The facility took a long time to settle.
Not structurally—its systems stabilized within minutes—but psychologically. Kael could feel it in the air, an unspoken awareness lingering like the echo of a scream. Earth had been looked at. Judged. Spared.
For now.
Ryn sat on the edge of a console bench, helmet off, hair plastered to her forehead with sweat. She hadn't spoken in several minutes. When she finally did, her voice was quiet.
"I don't think I'll ever forget that feeling."
Kael leaned against the railing overlooking the core chamber. "Being watched?"
"Being measured," she corrected. "Like we weren't people. Just… data that might get deleted."
Kael didn't argue. He was still sorting through what remained inside him. The Responders' touch had been precise—too precise. They had seen everything that mattered and dismissed everything that didn't.
Including his fear.
Unit-7 broke the silence.
"Commander. Long-range sensors confirm the anomaly has fully withdrawn. No residual distortions detected."
Ryn let out a breath she'd clearly been holding. "So that's it? They scare us half to death and just leave?"
Kael shook his head slowly. "No. That was a warning."
He closed his eyes, recalling the moment of assessment—the cold logic, the distant inevitability.
"They're updating their models," he continued. "We changed something just by surviving."
The core pulsed beneath them, its presence steadier now, less reactive.
You altered the threshold, it conveyed to Kael alone. They no longer see Earth as dormant.
Kael swallowed. "They'll be back."
Yes.
Ryn looked between them. "You're talking to it again."
Kael opened his eyes. "I don't have a choice."
She stood abruptly. "You always have a choice."
The words landed harder than she intended. Kael turned to face her fully.
"Do I?" he asked quietly. "Because it feels like that choice was made decades ago—before I was even born."
Ryn's expression softened, but her resolve didn't. "Kael, you're still you. Whatever that thing is doing, whatever Unit-7 is becoming—you don't get to disappear into it."
Unit-7's response came instantly.
"Commander Navarro's autonomy remains intact."
Ryn shot a glare at the air. "I wasn't asking you."
Kael almost smiled. Almost.
Instead, a sharp tone cut through the chamber.
"Incoming signal detected," Unit-7 announced.
"Origin: off-world. Encryption: colonial high command."
Kael's stomach tightened. "They felt it."
The disturbance hadn't been subtle enough to stay hidden from the colonies' deep-space sensors. Whatever the Responders had done, it had rippled outward.
"Patch it through," Kael said.
A holographic projection snapped into place—grainy, unstable. A woman's face appeared, dark-skinned, eyes sharp with the kind of alertness that came from living in dangerous systems.
"Commander Navarro," she said. "This is Captain Imani Okoye, forward recon out of the Ceres Corridor."
Ryn straightened immediately. Kael felt a shift in the air.
"Captain," Kael replied. "You're a long way from your patrol zone."
Imani's gaze flicked briefly to something off-screen, then back. "So are you. We detected a non-physical event originating from Earth's gravity well. Something that made half our instruments panic."
She paused. "And then I got orders to find you."
Kael exhaled slowly. "Then Command knows I'm alive."
"They know more than that," Imani said. "They're afraid."
Ryn crossed her arms. "Good.
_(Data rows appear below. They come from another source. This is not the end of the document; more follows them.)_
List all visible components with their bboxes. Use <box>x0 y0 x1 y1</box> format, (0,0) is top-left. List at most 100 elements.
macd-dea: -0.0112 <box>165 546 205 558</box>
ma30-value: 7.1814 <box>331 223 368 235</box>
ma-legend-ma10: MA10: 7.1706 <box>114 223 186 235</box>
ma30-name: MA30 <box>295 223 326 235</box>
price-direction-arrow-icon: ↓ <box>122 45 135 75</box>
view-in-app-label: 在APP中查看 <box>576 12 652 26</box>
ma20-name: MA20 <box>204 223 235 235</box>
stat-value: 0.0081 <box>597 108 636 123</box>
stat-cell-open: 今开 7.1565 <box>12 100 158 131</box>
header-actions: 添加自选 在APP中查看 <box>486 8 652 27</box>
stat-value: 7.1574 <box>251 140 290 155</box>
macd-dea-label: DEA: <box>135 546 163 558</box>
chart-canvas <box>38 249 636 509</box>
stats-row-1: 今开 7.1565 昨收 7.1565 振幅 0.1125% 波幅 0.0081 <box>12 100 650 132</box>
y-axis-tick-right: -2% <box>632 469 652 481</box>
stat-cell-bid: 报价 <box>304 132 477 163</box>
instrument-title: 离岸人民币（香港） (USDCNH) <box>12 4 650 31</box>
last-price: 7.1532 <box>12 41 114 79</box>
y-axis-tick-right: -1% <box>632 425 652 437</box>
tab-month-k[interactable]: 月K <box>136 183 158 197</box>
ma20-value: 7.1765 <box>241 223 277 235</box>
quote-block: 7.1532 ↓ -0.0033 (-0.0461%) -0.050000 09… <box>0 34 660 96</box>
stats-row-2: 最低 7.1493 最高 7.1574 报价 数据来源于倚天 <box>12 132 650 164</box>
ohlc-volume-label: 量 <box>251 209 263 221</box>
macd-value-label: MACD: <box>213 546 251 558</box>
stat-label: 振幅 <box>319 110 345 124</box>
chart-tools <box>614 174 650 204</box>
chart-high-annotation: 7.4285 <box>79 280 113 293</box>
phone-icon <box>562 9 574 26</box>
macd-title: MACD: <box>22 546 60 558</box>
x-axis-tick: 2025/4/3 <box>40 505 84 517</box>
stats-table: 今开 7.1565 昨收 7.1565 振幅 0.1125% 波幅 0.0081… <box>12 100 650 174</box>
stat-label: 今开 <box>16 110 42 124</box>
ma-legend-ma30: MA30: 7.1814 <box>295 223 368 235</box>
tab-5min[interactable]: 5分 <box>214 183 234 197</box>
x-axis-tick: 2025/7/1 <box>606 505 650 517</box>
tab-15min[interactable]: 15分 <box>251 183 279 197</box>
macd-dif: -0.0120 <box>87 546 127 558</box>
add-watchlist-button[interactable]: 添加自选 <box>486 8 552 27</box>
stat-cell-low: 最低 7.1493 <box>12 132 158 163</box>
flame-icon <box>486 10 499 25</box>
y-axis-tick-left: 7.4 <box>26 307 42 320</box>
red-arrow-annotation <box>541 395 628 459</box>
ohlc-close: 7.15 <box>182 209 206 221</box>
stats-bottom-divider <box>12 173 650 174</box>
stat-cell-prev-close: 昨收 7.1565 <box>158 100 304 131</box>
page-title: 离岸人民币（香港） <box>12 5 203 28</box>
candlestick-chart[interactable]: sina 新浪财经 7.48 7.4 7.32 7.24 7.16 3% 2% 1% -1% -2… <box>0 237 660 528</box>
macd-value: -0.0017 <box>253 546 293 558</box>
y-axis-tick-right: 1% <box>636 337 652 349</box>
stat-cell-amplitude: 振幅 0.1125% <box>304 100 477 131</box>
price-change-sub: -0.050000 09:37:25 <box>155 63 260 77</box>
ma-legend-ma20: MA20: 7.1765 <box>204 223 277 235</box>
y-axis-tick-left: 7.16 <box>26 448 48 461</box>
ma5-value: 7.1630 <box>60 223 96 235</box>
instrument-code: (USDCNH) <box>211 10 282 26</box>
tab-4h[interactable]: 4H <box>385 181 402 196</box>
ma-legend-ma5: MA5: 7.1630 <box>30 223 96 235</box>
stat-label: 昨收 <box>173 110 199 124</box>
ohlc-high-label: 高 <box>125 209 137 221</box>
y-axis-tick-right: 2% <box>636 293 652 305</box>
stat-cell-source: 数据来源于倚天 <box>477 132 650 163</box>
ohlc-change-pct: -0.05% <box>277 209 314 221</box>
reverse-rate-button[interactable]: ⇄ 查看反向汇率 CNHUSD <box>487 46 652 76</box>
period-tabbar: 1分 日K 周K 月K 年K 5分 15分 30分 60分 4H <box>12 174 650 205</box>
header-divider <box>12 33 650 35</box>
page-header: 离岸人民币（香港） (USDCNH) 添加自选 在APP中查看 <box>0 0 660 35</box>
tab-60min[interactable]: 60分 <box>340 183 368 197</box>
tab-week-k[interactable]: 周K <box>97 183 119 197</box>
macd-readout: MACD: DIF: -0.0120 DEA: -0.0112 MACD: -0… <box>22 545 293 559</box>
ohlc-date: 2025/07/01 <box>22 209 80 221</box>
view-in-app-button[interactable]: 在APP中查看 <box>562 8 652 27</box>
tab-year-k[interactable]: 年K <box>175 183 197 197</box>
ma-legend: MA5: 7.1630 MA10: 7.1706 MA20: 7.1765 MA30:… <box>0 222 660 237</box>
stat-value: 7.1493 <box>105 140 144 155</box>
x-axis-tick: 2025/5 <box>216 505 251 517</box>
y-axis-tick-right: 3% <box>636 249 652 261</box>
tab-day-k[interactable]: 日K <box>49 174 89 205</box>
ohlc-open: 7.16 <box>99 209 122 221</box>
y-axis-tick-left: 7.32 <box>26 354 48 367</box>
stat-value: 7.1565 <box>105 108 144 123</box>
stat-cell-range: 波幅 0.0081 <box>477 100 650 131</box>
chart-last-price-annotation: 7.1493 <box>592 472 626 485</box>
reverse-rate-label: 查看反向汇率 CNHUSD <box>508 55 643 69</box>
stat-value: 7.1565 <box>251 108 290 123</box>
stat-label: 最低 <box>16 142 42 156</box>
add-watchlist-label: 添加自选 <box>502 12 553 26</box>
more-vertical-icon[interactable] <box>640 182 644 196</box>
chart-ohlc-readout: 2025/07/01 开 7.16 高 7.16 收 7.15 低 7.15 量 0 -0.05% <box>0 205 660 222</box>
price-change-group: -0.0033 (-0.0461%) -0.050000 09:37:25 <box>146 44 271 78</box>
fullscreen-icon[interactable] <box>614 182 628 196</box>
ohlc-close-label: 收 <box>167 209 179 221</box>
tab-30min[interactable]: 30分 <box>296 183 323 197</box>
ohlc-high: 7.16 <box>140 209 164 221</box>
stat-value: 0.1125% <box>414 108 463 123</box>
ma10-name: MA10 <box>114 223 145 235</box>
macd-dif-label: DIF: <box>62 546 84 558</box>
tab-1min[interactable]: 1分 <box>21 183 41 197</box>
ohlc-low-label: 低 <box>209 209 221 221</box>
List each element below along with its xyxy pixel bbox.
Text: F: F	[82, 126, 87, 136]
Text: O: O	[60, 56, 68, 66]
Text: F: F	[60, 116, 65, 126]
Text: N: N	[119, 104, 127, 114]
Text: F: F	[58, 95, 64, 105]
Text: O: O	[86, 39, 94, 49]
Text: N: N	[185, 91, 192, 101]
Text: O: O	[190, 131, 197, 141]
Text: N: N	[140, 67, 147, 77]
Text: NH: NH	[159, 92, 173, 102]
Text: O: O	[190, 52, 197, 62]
They should be."
Imani's lips twitched faintly. "That's what worries me."
The projection stabilized, giving Kael a clearer look at her—combat armor worn but well-maintained, posture disciplined, eyes missing nothing.
"Commander," Imani continued, lowering her voice, "whatever you triggered down there… it woke things up. We're seeing anomalies across three systems. Small ones. But consistent."
Kael felt the weight of the words settle.
"How long do we have?" he asked.
Imani didn't hesitate. "Before someone comes to 'solve' Earth the wrong way?"
"Yes."
She met his eyes. "Not long."
The core pulsed once, heavily.
Human fear escalates faster than alien intervention, it warned.
Kael nodded grimly. "Then we move first."
Ryn turned to him sharply. "Move where?"
Kael looked at the projection of Imani, then down into the depths of the core chamber.
"We stop being a secret," he said. "And start being a threat."
Imani raised an eyebrow. "That sounds like the beginning of a very bad plan."
Kael allowed himself a thin smile.
"It's the only one that's ever worked."
Below them, ancient systems continued to awaken—quietly, patiently.
Earth had been seen.
And now, humanity had to decide what it would become in response.